Nine reasons why women don’t want to have babies
The UK’s total fertility rate is 1.82, way below replacement rate of 2.1. Our population is shrinking. Not so fast as in some other European countries, though, where the overall rate is 1.59. Today’s average household size in the UK is 2.3 persons. 50 years ago it was 5. Ask around to find out why young women in the UK are so reluctant to get pregnant, and you’re likely to get the following answers.
1. ‘Supposing I lost my job, what then?’ – is the main fear. Then comes:
2. ‘You have to be rich to have a baby. I read a headline which said the cost of rearing a child was £220,000. It’s unthinkable.’
3. ‘I like my life as it is. Good job, holidays, freedom. A baby would be such a drag.’
4. ‘What about my figure? My boyfriend might go off me.’
5. ‘I’d like one but my partner says no.
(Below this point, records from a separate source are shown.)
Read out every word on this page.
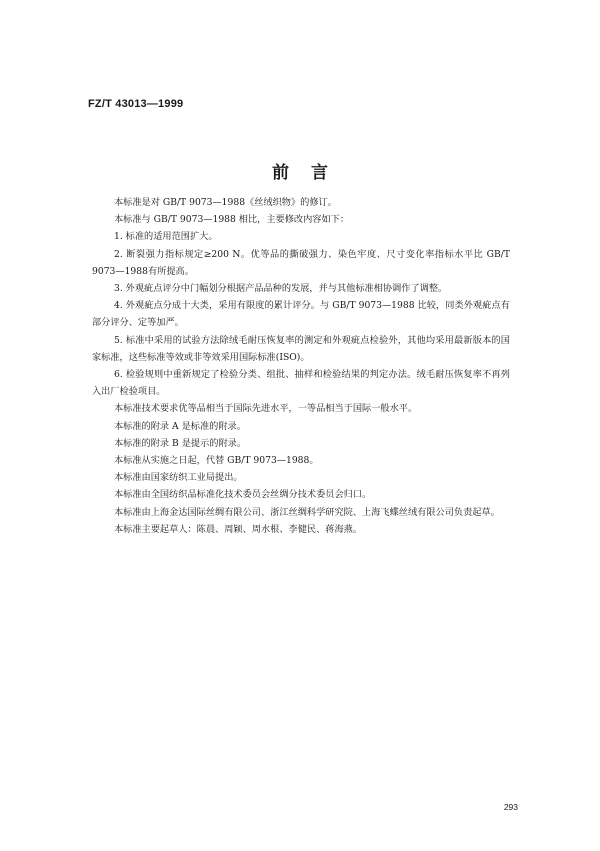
FZ/T 43013—1999
前言

本标准是对 GB/T 9073—1988《丝绒织物》的修订。

本标准与 GB/T 9073—1988 相比，主要修改内容如下：

1. 标准的适用范围扩大。

2. 断裂强力指标规定≥200 N。优等品的撕破强力、染色牢度、尺寸变化率指标水平比 GB/T 9073—1988有所提高。

3. 外观疵点评分中门幅划分根据产品品种的发展，并与其他标准相协调作了调整。

4. 外观疵点分成十大类，采用有限度的累计评分。与 GB/T 9073—1988 比较，同类外观疵点有部分评分、定等加严。

5. 标准中采用的试验方法除绒毛耐压恢复率的测定和外观疵点检验外，其他均采用最新版本的国家标准，这些标准等效或非等效采用国际标准(ISO)。

6. 检验规则中重新规定了检验分类、组批、抽样和检验结果的判定办法。绒毛耐压恢复率不再列入出厂检验项目。

本标准技术要求优等品相当于国际先进水平，一等品相当于国际一般水平。

本标准的附录 A 是标准的附录。

本标准的附录 B 是提示的附录。

本标准从实施之日起，代替 GB/T 9073—1988。

本标准由国家纺织工业局提出。

本标准由全国纺织品标准化技术委员会丝绸分技术委员会归口。

本标准由上海金达国际丝绸有限公司、浙江丝绸科学研究院、上海飞蝶丝绒有限公司负责起草。

本标准主要起草人：陈晨、周颖、周水根、李健民、蒋海燕。

293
Anyway we don’t have a spare room. ’
6. ‘But childcare takes up 43% of family income. We struggle as it is, just the two of us. After the house, the car and food, there’s nothing left. ’
7. ‘I’m not brave enough. Having a baby hurts. And supposing there was something wrong with it? One in every 33 babies, they say, is born with a birth defect.’
8. ‘I couldn’t bear being pregnant. I’d have to stop drinking and smoking. And I might put on weight.’
9. ‘A baby? No thank you. Lots of couples go off sex after a baby. A quarter actually split up.’
Given all these fears, it’s surprising that any babies are born at all. Who would, rationally, want one? It’s the practicalities that daunt us – I suspect the blind urge to procreate is strong enough. Half the known pregnancies in the UK are unplanned, the morning-after pill taking care of unknown numbers of the speculative unwanted. Today’s woman needs to spend about 30 years of her life avoiding an unplanned pregnancy, and if she sometimes fails, that’s not surprising either. What she does next is up to her – 60 years ago an abortion would have sent her to prison.
Ask today’s young woman why she wants a baby and having thought about it first she’s likely to reply ‘Because I want to fulfil myself,’ which is a fairly meaningless answer but describes a vague yearning for motherhood in general. No-one ever comes up with the reason so often given in my youth –‘because I love him and I want to create something that’s half him and half me.’ These days, alas, such an answer would seem rather sad: self-interest predominates.
If the vague yearning is thwarted, women can get terribly distressed and obsessive. These days they turn to the fertility clinic for the solution, or look for a surrogate mother to carry the child. Only if all else fails do they consider adoption. What they want is the fruit of their own personal wombs. (In the US women might seem somewhat less concerned with genetics – fertility clinics don’t necessarily make the fuss we do about getting the right egg back to the right mother so long as it’s healthy and of the desired ethnicity, or so one gathers.)
And as for the childless woman – get her past sixty-five and she’s not so sure she made the right choice. She’ll tell you the pleasures of the career and the single life fade – that someone else now fills her desk and it’s as if she was never there; friends have drifted away; films are too noisy to bear, theatres are uncomfortable, drink gives you indigestion, holiday sun’s too strong for the skin; and the nights are lonely. She has a dog or a cat but it’s not the same as a family would be, people with a shared past and present. And who will look after her in her declining years?
I don’t know what the answer is, I really don’t. To have babies is perilous, not to have them is equally so.